Of course, being willing to repair relationships when something threatens them doesn’t mean you have to be willing to withstand cruelty or dysfunction; Goodbye Stranger is about letting go, too, as much as it is about deciding to stay. We see this with Celeste and Vinny — of whom even her best friend in the world says, “When she got hurt, she got mean” — whose parting is as heartbreaking as it is irrevocable. Not every relationship can be patched up, but the characters in Goodbye Stranger are able to live with this knowledge without having it prevent them from giving their all to the connections they form with others. The possibility of loss is ever-present, but fear that it will come to that never becomes their main driving force.
I can’t end this post without mentioning gender and the implicit feminism that informs Stead’s approach to her story: first of all, there’s the fact that Goodbye Stranger deals with slut-shaming, sexual double standards, and the pressure girls face to experience their sexuality for the benefit of others rather than in their own terms. Secondly, Goodbye Stranger is a novel that centres girls’ relationships and the solid ties that bind them to one another without ever making them secondary to anything else. I’ve written at length about how important it is to me to find stories that acknowledge that girls love each other in ways that are powerful and messy and complicated and human, so you can imagine how much it means to find one that does it as well as Goodbye Stranger.

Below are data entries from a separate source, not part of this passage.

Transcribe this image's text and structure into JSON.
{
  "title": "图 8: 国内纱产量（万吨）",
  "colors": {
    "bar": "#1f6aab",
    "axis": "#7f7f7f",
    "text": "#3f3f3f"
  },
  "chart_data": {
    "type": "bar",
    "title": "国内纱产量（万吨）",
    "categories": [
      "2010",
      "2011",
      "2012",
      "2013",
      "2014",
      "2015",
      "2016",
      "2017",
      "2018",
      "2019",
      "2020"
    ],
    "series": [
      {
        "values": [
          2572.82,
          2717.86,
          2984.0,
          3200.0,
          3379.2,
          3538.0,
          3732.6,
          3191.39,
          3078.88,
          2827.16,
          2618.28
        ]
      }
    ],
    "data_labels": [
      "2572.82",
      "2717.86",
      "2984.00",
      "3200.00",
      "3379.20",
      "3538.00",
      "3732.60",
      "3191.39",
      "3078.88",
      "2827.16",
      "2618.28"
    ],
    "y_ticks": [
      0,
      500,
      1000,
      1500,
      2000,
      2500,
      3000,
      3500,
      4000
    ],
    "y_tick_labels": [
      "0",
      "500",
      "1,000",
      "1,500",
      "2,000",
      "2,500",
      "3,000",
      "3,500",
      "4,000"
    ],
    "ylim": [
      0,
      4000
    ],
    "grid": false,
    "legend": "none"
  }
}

In the end, Bridge finds an answer to the question that nurse’s comment made her consider: call it love, call it connecting, call it the ways, big and small, we’re inextricably linked to each other. It’s not the only possible answer, of course, but more and more I realise it also happens to be mine.
Bits I liked:
In movies it always looks easy to turn away from the mean girl. That’s what the audience wants you to do. But you couldn’t stop thinking about everything you knew about Vinny, everything she knew about you. It hurt when she walked right past you every day, like a real, physical hurt. It felt like you were being erased. And time didn’t make it any better.They read it too: Ex Libris, you?
Tab wiped her nose with a wad of paper towel she found in her pocket. “You hate me now, right, Em? We can’t be friends anymore.”
Em looked at Tab. “What’s wrong with you? Of course we’re still going to be friends.”
Tab circled back to her. “Bridge, we’ll send each other carnations on Valentine’s Day, right? In high school? Like Celeste told us about?”
“What about your petition?”
“Yeah, I mean, if I don’t do the petition. I’m going to send you all three—white, pink, and red. Because you’re my friend, and I like you, and I love you. Emily, too.”
Bridge smiled. “I’m going to send you two of each.”
That’s what life is. Life is where you sleep and what you see when you wake up in the morning, and who you tell about your weird dreams, and what you eat for breakfast and who you eat it with. Life isn’t something that happens to you. It’s something you make yourself, all the time. Life is that half minute in the morning before your cat remembers she’s kind of a grouch, when she pours out her love and doesn’t give a flying newton who sees it.